Hazırlanan eksik iddianameye bakıldığında gerçeğin bambaşka olduğu da ortaya çıktı. Hayatını kaybeden genç Emrullah Kaplan'a sosyal medyada "Ülkücü şehit" diyerek eşim Çağrı Ünel'e "Ülkücü katili", can gardaşı Sinan Ateş'e de "azmettirici" yakıştırması yapanların elim olaydan sonra kendi aralarında yaptıkları konuşmalarda, hayatını kaybeden Emrullah Kaplan için "bebe", "yazık oldu" gibi sözler söylediği, rahmet bile dilemediği ortaya çıktı. Acımasızlıkları, canilikleri, vicdansızlıkları gözler önüne serildi.

"YARGI ONLAR, HÜKMÜ VEREN ONLAR"

Sinan Ateş'i katledenler eşim Çağrı Ünel'e saldırı emrini verenlerdi. Bizim iddianamemizde de hiçbirinin adı geçmedi. Ne Ülkü Ocakları Genel Başkanı Ahmet Yiğit Yıldırım ne Adana Ülkü Ocakları Başkanı Cem Tütsoy ne Ülkü Ocakları Teşkilat Başkanı Ömer Şanlı ne de MHP Mersin Milletvekili Olcay Kılavuz'un adı iddianamemizde yoktu. Dedim ya: Yargı onlar. Hükmü veren onlar.

"EŞİM DE ÖLEBİLİRDİ"

Eşim Çağrı Ünel, üzerinde siyasi baskı kurulan bir yargılamadan sonra 10 yıl ceza aldı. Evet, bir genç öldü. Orada bulunma sebebi yukarıdan aldığı emri yerine getirmek olan bir genç. O değil de diğer 10 kişiden biri hatta eşimin baba yadigarı silahı olmasaydı belkii eşim’de öle bilirdi. Olay anı görüntülerini izleyenler ne demek istediğimi anlayacaktır. Yere düşmesine rağmen vurmaya, bıçak sallamaya devam ettiklerini hatta yerde dövülen eşimin kenardan telefonla kamera kaydının alınmasını izleyenler bana hak verecektir. Peki, o zaman ne olacaktı? Eminim ki Sinan Ateş'in katledilmesinde olduğu gibi üzeri örtülmek için her şey yapılacaktı.

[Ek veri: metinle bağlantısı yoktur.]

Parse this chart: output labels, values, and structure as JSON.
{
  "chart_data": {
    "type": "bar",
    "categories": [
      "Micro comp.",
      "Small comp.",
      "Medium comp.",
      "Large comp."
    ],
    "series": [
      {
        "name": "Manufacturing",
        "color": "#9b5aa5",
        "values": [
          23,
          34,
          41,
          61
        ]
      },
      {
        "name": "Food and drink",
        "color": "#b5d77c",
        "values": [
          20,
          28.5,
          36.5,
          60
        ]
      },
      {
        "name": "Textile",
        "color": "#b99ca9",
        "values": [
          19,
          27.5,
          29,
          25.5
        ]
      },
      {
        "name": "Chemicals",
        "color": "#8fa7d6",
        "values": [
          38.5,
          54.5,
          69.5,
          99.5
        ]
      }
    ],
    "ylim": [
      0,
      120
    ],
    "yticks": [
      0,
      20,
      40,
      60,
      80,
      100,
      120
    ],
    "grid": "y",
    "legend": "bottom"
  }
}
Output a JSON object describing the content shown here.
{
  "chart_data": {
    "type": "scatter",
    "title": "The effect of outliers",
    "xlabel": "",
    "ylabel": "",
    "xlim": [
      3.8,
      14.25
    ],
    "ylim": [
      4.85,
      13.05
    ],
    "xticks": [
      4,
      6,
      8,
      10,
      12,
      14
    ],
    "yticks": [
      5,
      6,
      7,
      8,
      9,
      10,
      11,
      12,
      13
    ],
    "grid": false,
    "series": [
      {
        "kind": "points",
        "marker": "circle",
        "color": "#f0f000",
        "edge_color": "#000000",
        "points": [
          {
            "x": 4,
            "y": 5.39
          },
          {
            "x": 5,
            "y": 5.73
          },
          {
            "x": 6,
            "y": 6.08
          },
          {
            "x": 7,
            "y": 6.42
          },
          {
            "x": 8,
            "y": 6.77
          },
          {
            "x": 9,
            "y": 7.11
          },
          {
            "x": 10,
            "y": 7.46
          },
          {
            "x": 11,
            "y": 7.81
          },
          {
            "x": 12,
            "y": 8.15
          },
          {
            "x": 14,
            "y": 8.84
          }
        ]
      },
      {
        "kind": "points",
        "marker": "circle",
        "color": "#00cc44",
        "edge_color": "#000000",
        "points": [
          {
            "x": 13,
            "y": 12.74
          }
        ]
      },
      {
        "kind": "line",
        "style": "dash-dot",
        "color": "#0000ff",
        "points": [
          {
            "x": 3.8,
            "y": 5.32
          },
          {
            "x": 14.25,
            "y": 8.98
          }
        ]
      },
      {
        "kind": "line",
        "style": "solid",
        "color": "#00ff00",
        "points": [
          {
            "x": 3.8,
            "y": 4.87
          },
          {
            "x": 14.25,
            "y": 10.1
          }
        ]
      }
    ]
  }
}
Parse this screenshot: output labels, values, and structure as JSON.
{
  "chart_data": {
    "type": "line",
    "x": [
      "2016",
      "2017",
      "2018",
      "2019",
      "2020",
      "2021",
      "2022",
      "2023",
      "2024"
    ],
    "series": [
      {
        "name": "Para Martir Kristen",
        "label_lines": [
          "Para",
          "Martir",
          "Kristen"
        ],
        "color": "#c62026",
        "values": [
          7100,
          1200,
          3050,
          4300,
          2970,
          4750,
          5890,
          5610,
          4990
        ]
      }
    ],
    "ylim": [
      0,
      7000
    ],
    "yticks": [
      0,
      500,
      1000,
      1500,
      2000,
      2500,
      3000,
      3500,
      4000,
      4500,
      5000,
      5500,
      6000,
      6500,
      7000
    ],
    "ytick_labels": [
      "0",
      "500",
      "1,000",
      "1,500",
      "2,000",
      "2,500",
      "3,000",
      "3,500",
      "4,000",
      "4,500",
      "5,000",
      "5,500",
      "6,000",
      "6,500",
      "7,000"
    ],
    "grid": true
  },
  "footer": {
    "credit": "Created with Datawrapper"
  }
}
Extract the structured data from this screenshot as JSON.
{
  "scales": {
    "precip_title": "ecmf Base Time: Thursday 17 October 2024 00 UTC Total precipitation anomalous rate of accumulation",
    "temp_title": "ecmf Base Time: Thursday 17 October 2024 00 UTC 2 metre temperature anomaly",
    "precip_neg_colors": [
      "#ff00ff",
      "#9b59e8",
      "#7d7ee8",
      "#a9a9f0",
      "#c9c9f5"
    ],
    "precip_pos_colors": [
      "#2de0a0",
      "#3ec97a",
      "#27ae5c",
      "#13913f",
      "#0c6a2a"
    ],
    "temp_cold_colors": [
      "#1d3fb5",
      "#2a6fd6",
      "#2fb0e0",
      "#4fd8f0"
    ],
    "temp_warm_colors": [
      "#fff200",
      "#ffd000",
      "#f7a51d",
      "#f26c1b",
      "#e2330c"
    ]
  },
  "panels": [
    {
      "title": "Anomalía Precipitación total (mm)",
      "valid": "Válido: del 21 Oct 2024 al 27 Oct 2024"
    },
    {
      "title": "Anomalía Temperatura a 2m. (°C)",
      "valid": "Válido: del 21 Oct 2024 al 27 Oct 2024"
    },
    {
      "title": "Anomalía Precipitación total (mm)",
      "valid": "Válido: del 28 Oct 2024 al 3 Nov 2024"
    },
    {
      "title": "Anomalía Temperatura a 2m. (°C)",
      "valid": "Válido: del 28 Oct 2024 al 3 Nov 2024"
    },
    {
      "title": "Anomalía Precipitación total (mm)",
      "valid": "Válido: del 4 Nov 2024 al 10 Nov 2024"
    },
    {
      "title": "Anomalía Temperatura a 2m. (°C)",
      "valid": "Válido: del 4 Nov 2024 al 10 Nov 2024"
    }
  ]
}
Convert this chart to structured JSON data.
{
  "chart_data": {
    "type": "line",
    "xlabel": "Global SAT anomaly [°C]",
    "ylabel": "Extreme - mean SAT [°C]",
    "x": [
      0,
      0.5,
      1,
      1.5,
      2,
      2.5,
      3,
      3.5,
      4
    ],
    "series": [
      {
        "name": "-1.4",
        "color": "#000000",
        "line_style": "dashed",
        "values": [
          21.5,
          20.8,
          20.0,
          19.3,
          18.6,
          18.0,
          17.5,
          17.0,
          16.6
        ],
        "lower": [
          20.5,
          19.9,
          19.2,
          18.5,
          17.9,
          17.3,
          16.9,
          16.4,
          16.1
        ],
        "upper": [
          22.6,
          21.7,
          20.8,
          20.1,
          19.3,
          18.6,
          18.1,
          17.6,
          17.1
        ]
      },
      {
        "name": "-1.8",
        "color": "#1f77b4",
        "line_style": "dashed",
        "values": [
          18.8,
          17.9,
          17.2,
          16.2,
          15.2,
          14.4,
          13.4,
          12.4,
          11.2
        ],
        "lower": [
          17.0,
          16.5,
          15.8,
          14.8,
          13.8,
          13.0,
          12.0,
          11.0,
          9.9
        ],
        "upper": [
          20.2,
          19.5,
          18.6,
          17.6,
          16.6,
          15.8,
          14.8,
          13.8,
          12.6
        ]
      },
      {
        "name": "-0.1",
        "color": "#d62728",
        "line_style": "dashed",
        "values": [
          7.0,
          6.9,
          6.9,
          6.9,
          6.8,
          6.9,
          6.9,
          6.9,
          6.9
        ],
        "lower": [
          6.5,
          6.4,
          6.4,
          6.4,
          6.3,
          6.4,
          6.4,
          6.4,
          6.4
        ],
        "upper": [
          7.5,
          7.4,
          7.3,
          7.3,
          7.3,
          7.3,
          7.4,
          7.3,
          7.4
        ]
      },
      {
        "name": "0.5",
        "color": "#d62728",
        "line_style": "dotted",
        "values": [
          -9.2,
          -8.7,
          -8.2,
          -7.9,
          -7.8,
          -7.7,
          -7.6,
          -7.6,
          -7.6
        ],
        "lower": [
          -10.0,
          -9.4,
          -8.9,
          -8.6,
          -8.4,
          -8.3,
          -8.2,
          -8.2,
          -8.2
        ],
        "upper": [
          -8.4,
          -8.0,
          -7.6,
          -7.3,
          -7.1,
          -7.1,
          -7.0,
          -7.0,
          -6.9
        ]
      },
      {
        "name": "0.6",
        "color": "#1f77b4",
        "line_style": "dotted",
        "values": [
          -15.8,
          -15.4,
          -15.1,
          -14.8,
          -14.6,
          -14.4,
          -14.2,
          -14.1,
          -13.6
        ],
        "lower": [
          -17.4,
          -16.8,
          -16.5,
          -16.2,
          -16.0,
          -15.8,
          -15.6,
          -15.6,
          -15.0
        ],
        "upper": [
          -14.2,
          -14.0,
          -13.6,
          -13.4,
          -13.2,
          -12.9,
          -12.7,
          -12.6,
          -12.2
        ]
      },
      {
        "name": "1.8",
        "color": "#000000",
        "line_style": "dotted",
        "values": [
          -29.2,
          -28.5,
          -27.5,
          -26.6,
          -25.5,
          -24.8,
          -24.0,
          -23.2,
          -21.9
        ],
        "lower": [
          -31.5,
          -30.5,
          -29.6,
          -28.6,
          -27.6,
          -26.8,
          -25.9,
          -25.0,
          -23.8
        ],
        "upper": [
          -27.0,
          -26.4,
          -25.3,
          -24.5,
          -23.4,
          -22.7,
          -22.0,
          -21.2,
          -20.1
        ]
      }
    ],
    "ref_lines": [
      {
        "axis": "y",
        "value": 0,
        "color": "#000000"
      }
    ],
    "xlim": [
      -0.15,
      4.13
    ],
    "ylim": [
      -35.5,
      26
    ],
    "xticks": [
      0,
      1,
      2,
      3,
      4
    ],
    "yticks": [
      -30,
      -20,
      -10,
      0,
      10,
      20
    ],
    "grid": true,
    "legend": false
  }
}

"ÜLKÜ OCAKLARI VE MHP'YE SIZMIŞ GÖZÜ KARARMIŞ BİR ÖRGÜT VAR"

Karşımızda yargıda, emniyette arkası olan, eski MİT üyelerini hizmetinde tutan; eşim Çağrı Ünel'in ömrünü adadığı Ülkü Ocakları ve MHP'ye sızmış, gözü kararmış bir örgüt var. İşledikleri bu suçlar sadece bizim başımıza gelenler. Allah bilir ya, bugüne kadar bilmem kaç kişinin daha canını yakmış, hayatını karartmışlardır.